Los seis toros de Miura se fueron al desholladero sin lidiar. Salieron mansos por lo general, pero con una lidia conveniente se hubiese podido haber visto otra cosa distinta a la vulgaridad que mostraron los toreros en sus faenas.La desconfianza de Campuzano, las limitaciones de Chiquilín y "el quiero y no puedo" de Juan Carlos García convirtieron la última corrida de la Feria de Córdoba en un espectáculo aburrido, que sólo se salvó por la emoción que siempre despierta un encierro de esta clase de toros.

La anunciada corrida de Miura atrajo a poco público, sin embargo. Córdoba confirma de esta forma que es más torerista que torista, que acude y llena la plaza para ver a los toreros de las revistas del corazón, a los que hagan lo que hagan les llenan los esportones de orejas, allá si han toreado cabras o gatos.

Miura / Campuzano, Chiquilí, García

Toros de Miura: bien presentados, mansos por lo general, 3º noble.Tomás Campuzano: silencio en los dos. Chiquilín: saludos en los dos. Juan Carlos García: vuelta y saludos. Plaza de Los Califas, 30 de mayo. Última corrida de feria. Un cuarto de entrada.

Y eso ha ocurrido durante la mayor parte del círculo ferial cordobés. Ayer fue distinto. El encierro de Miura estuvo muy bien presentado -el primero, muy feo de hechuras- pero salió manso, excepto el tercero, de una nobleza excepcional.

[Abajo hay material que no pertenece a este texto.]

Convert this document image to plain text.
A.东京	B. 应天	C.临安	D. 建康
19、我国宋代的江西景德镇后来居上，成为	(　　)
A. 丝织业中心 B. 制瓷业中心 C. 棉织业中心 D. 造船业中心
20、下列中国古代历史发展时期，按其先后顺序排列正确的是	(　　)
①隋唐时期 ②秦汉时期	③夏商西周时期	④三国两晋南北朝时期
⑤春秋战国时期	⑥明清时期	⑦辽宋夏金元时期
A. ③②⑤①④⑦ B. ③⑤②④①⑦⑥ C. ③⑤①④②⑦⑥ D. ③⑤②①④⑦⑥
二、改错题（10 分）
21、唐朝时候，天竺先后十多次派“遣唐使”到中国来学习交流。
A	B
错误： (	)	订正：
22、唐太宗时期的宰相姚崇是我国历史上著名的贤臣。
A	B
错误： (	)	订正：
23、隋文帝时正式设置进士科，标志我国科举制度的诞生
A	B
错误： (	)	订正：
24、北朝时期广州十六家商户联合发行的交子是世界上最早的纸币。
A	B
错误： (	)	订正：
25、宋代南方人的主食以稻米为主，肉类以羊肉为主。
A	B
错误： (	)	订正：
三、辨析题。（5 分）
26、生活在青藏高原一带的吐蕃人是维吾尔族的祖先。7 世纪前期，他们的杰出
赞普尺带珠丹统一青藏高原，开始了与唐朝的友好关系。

Campuzano estuvo muy desconfiado con su primero, un toro con más casta de mulo que de otra cosa. El torero dudó en varias ocasiones y pronto se desentendió de él. En el mismo son estuvo con el cuarto, otro manso que esperó en banderillas y creó el desconcierto entre la cuadrilla de Campuzano. Con la muleta desistió en cuanto la res le tiró tres tarascadas y le hizo una colada.

Las limitaciones de Chiquilín a la hora de lidiar se hicieron patentes en el segundo, otro manso que a lo largo de la faena se hizo peligroso. Chiquilín, que practica un toreo amanoletado, no pudo con él. Al entrar a matar sufrió un achuchón sin consecuencias.

Le ocurre a este torero que a todos sus toros les quiere hacer lo mismo. Y al quinto se empeñó en volver a su toreo vertical, de dejarse el animal prácticamente las zapatillas, lo que le originó situaciones comprometidas. Le dudó Chiquilín y el toro fue aprendiendo hasta que le complicó la vida.

A Juan Carlos García le tocó el Miura bueno, de los que se pueden torear, pero no aprovechó la nobleza que sacó su enemigo. Faena vulgar le hizo al tercero, sacándose afuera el toro. Con la mano izquierda ni se probó.

El que cerró plaza sacó peligro en el último tercio. En los anteriores se había mostrado con nobleza, pero ante la muleta de García tiraba gañazones y buscaba al torero, al que en una ocasión llegó a poner los pitones en la cara.

* Este artículo apareció en la edición impresa del domingo, 30 de mayo de 1999.